Cognitive Behavioral Treatment Improves Sleep in Fibromyalgia Patients, Study Shows

Cognitive Behavioral Treatment Improves Sleep in Fibromyalgia Patients, Study Shows

Cognitive behavioral treatment for pain and insomnia improves sleep, but not pain and general mood, in patients with fibromyalgia, a study suggests.

The study, “Cognitive behavioral treatments for insomnia (CBT-I) and pain (CBT-P) in adults with comorbid chronic insomnia and fibromyalgia: Clinical outcomes from the SPIN randomized controlled trial,” was published in the journal SLEEP.

Fibromyalgia is characterized by widespread muscle pain, fatigue, sleep disturbance, and memory and mood issues. Recent studies have shown that insomnia, considered one of the hallmark symptoms of the condition, not only contributes to worse chronic pain, but also seems to promote the development of other painful medical conditions.

Further studies confirmed that cognitive behavioral treatment for insomnia was effective at improving sleep and reducing pain symptoms in patients with fibromyalgia. These findings raised the question of whether cognitive behavioral treatment for pain might also reduce pain in these patients. One study assessed the effectiveness of cognitive behavioral treatment for pain in patients with fibromyalgia. However, the clinical outcomes were not compared with the treatment for insomnia.

The Sleep and Pain Interventions trial (NCT02001077) was designed to test and compare the efficacy of insomnia and pain cognitive behavioral treatments on pain relief and sleep problems in patients with fibromyalgia, compared with a wait list control group.

The trial enrolled a total of 113 patients who were randomly assigned to participate in eight sessions of insomnia treatment (39 patients) or pain treatment (37 patients), or to remain in the control group (37 patients).

The primary objective was to evaluate self-reported sleep onset latency, wake after sleep onset, sleep efficiency, sleep quality, and pain ratings. The study also looked at dysfunctional attitudes about sleep. All parameters were assessed at the beginning of treatment, after treatment, and again at a six-month follow-up.

Data revealed that pain and insomnia treatments improved sleep efficiency and quality, and wake after sleep onset, immediately after treatment and at follow-up in both treatment groups, compared with the control group. The improvements seemed to be stronger in the insomnia treatment group, which was also the only group to experience improved dysfunctional attitudes about sleep. However, neither treatments significantly improved pain and general mood compared with the control group.

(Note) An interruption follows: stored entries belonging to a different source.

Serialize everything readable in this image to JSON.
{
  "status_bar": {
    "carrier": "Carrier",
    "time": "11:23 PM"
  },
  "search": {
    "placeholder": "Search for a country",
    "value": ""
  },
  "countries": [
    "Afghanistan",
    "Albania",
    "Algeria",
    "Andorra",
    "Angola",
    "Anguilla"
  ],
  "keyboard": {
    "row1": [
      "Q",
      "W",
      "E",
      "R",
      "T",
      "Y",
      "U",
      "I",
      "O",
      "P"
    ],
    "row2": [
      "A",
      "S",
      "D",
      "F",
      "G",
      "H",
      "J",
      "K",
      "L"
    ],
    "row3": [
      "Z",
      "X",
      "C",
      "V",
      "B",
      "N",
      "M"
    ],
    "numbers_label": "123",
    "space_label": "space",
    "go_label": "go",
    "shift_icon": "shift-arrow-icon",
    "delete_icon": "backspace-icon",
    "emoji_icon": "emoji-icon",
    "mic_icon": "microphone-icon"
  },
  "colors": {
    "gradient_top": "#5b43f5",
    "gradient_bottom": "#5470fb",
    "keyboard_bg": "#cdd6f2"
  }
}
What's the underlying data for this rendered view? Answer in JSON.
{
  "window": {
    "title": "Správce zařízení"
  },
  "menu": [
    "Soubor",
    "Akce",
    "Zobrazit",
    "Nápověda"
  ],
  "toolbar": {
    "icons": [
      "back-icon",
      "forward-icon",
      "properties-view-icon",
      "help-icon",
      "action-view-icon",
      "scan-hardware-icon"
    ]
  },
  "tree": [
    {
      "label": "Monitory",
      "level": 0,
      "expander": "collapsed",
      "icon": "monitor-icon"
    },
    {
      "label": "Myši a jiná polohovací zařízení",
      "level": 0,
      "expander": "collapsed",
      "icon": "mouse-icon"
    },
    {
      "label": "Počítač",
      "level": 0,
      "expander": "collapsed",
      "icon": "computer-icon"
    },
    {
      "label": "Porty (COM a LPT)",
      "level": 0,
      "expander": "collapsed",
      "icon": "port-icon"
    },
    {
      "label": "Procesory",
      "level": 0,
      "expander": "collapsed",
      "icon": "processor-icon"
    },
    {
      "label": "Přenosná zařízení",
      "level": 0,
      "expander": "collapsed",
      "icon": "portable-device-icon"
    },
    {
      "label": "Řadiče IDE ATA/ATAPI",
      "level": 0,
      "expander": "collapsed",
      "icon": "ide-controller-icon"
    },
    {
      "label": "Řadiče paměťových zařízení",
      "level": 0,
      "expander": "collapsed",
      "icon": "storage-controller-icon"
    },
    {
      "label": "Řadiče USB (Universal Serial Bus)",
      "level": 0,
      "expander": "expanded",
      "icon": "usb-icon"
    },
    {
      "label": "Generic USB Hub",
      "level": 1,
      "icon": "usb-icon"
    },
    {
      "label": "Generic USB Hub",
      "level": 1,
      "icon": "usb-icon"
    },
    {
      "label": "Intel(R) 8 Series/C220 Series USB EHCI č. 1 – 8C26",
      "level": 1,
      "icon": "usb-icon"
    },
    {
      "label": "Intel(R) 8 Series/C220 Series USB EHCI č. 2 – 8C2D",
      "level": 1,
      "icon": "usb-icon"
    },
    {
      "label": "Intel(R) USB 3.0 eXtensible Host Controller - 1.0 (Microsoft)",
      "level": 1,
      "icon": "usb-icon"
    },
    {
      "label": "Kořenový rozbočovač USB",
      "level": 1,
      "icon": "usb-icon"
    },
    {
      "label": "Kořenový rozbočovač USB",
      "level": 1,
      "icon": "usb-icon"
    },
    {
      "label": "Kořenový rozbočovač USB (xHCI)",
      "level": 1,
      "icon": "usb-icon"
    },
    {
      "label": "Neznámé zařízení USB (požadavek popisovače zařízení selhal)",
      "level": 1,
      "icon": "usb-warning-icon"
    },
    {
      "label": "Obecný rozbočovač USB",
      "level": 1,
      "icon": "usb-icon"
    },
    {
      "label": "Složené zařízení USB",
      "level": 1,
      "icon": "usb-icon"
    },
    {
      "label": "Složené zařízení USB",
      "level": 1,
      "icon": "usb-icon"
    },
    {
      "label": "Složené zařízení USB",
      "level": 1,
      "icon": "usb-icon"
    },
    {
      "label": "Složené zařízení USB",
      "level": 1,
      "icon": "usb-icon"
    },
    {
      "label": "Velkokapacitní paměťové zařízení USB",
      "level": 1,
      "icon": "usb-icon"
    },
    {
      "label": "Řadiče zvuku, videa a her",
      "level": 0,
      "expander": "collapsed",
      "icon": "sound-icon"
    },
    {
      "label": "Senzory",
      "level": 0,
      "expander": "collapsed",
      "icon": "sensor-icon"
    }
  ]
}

The percentage of patients who no longer claimed to have difficulties falling asleep and maintaining sleep was higher for those in the insomnia treatment group immediately after treatment, and for both treatment groups at the six month follow-up compared with the control group.

Although few patients saw their pain reduced by more than 50%, “relative to the waitlist control, both CBT-I and CBT-P prompted clinically meaningful, immediate reductions in pain in about a third of patients that persisted at six-months for CBT-I only,” according to the researchers.

Both insomnia and pain cognitive behavioral treatments “led to improvements in self-reported sleep, with CBT-I prompting greater improvements that were maintained over time. Neither treatment prompted improvements in pain or mood relative to the control group,” wrote the researchers, who encouraged “future research that examines potential temporal effects of treatment on pain, identifies patients most likely to benefit from treatment (e.g., those with more severe levels of pain and mood), studies treatment effects on pain-related worry and coping, and investigates the mechanisms underlying treatment effects.”